A polynomial bound for untangling geometric planar graphs

To untangle a geometric graph means to move some of the vertices so that the resulting geometric graph has no crossings. Pach and Tardos [Discrete Comput. Geom., 2002] asked if every n-vertex geometric planar graph can be untangled while keeping at least n^\epsilon vertices fixed. We answer this question in the affirmative with \epsilon=1/4. The previous best known bound was \Omega((\log n / \log\log n)^{1/2}). We also consider untangling geometric trees. It is known that every n-vertex geometric tree can be untangled while keeping at least (n/3)^{1/2} vertices fixed, while the best upper bound was O(n\log n)^{2/3}. We answer a question of Spillner and Wolff [arXiv:0709.0170 2007] by closing this gap for untangling trees. In particular, we show that for infinitely many values of n, there is an n-vertex geometric tree that cannot be untangled while keeping more than 3(n^{1/2}-1) vertices fixed. Moreover, we improve the lower bound to (n/2)^{1/2}.

💡 Research Summary

The paper addresses the longstanding “untangling” problem for geometric graphs, which asks how many vertices can be kept fixed while moving the remaining vertices so that the resulting drawing has no edge crossings. Pach and Tardos (2002) posed the question whether every n‑vertex geometric planar graph can be untangled while preserving at least n^ε vertices for some constant ε>0, and they conjectured that such an ε should exist. Prior to this work the best known lower bound was Ω((log n / log log n)^{1/2}), a sub‑polynomial guarantee that left a large gap between known lower and upper bounds.

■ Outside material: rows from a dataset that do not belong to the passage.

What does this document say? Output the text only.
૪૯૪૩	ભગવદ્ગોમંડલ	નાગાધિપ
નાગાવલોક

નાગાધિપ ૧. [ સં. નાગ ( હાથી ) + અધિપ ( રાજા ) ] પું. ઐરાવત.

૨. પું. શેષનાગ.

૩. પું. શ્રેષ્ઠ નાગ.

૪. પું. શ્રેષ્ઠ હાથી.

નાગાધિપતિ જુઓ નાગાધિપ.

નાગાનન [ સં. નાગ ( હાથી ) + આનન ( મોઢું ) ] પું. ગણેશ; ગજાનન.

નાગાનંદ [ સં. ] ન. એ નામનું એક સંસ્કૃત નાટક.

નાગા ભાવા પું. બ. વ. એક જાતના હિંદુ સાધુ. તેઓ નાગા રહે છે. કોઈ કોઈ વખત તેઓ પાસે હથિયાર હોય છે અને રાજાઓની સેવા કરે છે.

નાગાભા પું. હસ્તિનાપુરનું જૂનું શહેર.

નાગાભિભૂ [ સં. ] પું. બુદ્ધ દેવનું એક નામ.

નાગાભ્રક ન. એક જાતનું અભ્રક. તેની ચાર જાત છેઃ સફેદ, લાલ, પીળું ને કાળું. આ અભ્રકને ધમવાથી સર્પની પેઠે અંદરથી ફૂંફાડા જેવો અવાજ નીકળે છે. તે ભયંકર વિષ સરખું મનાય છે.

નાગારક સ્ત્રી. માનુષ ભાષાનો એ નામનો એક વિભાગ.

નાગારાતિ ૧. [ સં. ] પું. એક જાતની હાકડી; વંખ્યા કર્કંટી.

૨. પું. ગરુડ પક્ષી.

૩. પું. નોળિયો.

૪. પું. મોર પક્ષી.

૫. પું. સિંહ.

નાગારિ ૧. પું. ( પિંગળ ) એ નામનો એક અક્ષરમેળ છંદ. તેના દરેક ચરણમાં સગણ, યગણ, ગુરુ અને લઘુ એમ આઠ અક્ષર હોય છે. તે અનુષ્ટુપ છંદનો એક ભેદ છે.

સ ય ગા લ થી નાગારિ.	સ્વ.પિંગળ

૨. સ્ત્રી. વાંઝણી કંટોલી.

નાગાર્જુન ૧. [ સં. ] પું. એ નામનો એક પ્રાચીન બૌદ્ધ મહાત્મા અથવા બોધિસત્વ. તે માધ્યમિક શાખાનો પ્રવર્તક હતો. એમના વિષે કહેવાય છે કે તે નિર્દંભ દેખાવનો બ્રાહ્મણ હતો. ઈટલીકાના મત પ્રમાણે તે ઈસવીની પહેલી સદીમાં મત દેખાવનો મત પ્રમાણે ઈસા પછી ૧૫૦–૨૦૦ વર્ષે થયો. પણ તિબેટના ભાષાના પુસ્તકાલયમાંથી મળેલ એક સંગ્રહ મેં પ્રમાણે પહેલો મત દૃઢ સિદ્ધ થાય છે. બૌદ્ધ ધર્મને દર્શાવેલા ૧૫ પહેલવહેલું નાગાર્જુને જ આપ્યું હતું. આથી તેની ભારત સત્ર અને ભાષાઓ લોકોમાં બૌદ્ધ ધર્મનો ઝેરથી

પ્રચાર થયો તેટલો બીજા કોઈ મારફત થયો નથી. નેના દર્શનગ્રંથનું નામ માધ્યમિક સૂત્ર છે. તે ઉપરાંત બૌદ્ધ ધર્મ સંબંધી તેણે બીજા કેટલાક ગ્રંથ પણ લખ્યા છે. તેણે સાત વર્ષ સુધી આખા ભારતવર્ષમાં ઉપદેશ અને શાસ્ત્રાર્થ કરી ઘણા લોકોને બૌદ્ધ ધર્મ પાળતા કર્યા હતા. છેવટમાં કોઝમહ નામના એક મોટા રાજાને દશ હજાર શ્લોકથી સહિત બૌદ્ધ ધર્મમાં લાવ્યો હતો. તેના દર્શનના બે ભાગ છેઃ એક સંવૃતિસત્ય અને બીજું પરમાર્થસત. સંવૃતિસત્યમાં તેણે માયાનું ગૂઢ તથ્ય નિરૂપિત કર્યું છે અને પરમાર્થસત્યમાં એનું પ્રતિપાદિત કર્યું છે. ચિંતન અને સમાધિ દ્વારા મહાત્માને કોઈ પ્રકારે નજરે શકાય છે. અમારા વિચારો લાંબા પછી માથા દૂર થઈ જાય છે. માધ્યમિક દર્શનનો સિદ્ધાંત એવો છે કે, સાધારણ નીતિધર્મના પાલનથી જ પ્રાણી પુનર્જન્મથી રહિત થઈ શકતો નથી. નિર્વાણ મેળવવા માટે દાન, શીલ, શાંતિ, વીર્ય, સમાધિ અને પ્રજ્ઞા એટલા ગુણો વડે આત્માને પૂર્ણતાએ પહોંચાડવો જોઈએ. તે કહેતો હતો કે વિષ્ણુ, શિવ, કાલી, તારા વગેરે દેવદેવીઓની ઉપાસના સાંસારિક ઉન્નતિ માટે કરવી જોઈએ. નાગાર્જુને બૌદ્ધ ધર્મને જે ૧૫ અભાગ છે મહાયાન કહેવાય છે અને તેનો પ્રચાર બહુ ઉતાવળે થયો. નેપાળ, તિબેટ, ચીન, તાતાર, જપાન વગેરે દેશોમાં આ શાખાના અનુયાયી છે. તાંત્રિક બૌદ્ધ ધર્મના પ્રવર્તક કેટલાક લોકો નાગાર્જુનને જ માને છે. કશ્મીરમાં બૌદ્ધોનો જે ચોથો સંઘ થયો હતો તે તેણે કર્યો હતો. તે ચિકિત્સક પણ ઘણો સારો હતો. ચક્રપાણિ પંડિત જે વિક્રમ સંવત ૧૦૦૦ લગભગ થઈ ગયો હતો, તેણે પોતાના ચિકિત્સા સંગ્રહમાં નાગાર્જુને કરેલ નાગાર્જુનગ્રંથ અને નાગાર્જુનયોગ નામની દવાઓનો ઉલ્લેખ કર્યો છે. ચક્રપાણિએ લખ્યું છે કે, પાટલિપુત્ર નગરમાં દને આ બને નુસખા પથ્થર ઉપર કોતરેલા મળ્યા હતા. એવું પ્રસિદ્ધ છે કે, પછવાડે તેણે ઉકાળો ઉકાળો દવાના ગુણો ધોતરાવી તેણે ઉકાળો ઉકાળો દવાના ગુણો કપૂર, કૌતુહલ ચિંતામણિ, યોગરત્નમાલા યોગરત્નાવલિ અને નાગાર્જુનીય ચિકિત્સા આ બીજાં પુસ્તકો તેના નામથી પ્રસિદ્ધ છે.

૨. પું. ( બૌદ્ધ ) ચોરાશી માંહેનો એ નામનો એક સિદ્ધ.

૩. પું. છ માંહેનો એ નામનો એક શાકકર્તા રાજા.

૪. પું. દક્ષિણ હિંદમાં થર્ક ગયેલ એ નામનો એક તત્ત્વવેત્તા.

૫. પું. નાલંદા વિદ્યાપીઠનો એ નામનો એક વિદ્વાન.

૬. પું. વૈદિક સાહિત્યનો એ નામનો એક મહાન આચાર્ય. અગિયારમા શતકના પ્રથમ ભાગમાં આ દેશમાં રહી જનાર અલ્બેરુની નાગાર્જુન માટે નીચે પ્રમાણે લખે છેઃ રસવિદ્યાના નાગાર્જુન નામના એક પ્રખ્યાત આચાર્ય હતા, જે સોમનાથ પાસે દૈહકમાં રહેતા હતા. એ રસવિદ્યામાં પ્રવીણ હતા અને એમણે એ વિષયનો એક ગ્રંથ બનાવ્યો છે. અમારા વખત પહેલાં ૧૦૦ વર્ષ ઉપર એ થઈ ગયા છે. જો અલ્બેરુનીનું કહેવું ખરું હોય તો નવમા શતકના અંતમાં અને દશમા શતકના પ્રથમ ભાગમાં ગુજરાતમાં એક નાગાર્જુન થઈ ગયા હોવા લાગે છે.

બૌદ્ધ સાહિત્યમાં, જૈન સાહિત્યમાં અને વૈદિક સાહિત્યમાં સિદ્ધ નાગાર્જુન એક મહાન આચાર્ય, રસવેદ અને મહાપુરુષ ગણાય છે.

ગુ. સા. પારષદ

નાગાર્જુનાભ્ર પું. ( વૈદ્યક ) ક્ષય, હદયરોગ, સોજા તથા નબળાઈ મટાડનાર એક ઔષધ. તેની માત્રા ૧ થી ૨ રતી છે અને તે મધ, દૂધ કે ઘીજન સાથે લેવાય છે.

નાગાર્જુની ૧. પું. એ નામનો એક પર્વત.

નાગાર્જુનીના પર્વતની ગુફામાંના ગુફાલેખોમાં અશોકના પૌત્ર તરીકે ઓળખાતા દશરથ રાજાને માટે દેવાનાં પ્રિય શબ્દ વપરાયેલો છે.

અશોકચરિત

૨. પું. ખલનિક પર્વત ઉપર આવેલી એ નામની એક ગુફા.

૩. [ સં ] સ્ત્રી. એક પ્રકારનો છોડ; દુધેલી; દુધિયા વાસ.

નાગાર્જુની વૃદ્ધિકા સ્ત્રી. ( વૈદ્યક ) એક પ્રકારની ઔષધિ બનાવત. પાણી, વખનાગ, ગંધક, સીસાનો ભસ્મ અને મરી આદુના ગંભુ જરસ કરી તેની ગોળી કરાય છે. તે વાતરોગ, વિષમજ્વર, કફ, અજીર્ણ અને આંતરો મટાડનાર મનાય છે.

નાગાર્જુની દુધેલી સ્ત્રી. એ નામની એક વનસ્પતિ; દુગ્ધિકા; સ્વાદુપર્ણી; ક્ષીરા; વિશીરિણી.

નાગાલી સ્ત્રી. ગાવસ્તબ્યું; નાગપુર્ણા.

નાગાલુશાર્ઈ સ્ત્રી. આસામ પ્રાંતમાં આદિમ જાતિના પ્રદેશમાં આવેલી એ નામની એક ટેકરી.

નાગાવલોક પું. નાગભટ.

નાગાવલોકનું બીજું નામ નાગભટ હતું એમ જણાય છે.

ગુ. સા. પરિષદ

The authors close this gap by proving that ε=1/4 works: every n‑vertex geometric planar graph can be untangled while keeping at least Ω(n^{1/4}) vertices fixed. The proof proceeds in several stages. First, the input graph is augmented to a planar triangulation, which provides a dense, well‑structured embedding. Next, a canonical ordering of the triangulation is computed; this ordering is a linear sequence of vertices such that each prefix induces a biconnected subgraph whose outer face is a simple polygon. Using this ordering the authors construct a visibility graph that captures which vertices can “see” each other without crossing existing edges. By carefully selecting a large independent set in the visibility graph, they identify a set of vertices that can remain stationary throughout the untangling process.

A crucial technical ingredient is a refined planar separator theorem. While the classic Lipton‑Tarjan separator guarantees a vertex set of size O(√n) whose removal splits the graph into roughly equal parts, the authors adapt the theorem to work recursively on the canonical ordering. At each recursion level they fix an additional Ω(√n) vertices, and because the recursion depth is O(log n), the total number of fixed vertices accumulates to Ω(n^{1/4}). The argument also relies on probabilistic method tools to show that a random choice of vertices from each level yields the desired independent set with high probability.

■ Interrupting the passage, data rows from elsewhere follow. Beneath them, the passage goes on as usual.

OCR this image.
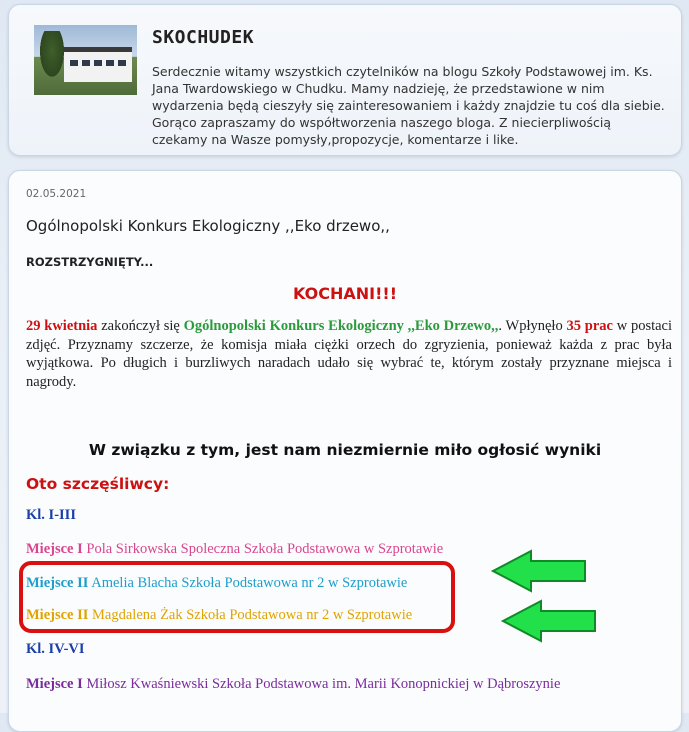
SKOCHUDEK

Serdecznie witamy wszystkich czytelników na blogu Szkoły Podstawowej im. Ks. Jana Twardowskiego w Chudku. Mamy nadzieję, że przedstawione w nim wydarzenia będą cieszyły się zainteresowaniem i każdy znajdzie tu coś dla siebie. Gorąco zapraszamy do współtworzenia naszego bloga. Z niecierpliwością czekamy na Wasze pomysły,propozycje, komentarze i like.

02.05.2021
Ogólnopolski Konkurs Ekologiczny ,,Eko drzewo,,
ROZSTRZYGNIĘTY...
KOCHANI!!!

29 kwietnia zakończył się Ogólnopolski Konkurs Ekologiczny ,,Eko Drzewo,,. Wpłynęło 35 prac w postaci zdjęć. Przyznamy szczerze, że komisja miała ciężki orzech do zgryzienia, ponieważ każda z prac była wyjątkowa. Po długich i burzliwych naradach udało się wybrać te, którym zostały przyznane miejsca i nagrody.

W związku z tym, jest nam niezmiernie miło ogłosić wyniki
Oto szczęśliwcy:
Kl. I-III
Miejsce I Pola Sirkowska Spoleczna Szkoła Podstawowa w Szprotawie
Miejsce II Amelia Blacha Szkoła Podstawowa nr 2 w Szprotawie
Miejsce II Magdalena Żak Szkoła Podstawowa nr 2 w Szprotawie
Kl. IV-VI
Miejsce I Miłosz Kwaśniewski Szkoła Podstawowa im. Marii Konopnickiej w Dąbroszynie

In addition to planar graphs, the paper studies geometric trees, a special case where stronger bounds are possible. It was previously known that any n‑vertex geometric tree can be untangled while fixing at least (n/3)^{1/2} vertices, and the best known upper bound on the number of fixable vertices was O((n log n)^{2/3}). Spillner and Wolff asked whether these bounds could be tightened. The authors answer affirmatively by establishing both a new lower bound and a matching (up to a constant factor) upper bound. They prove that any geometric tree can be untangled while keeping at least (n/2)^{1/2} vertices fixed, improving the earlier √(n/3) result. Conversely, they construct, for infinitely many n (specifically when n is a perfect square), a family of geometric trees that cannot be untangled while fixing more than 3(√n − 1) vertices. The construction uses a “comb‑like” arrangement where many long edges are forced to cross unless a substantial fraction of the vertices are moved, thereby limiting the number of vertices that can stay put.

The paper concludes with a discussion of implications and open problems. The n^{1/4} lower bound for planar graphs is the first polynomial guarantee, dramatically improving upon the logarithmic bounds that had stood for over a decade. It suggests that the untangling problem may admit even larger ε, perhaps approaching 1/2, and raises the question of whether the exponent can be pushed to the conjectured optimal value. For trees, the near‑tight √n bounds essentially settle the problem for that class. The authors also point out potential extensions to non‑planar graphs, higher‑dimensional embeddings, and algorithmic aspects such as efficiently finding the fixed vertex set in practice. Overall, the work represents a significant step forward in understanding the combinatorial limits of geometric graph untangling.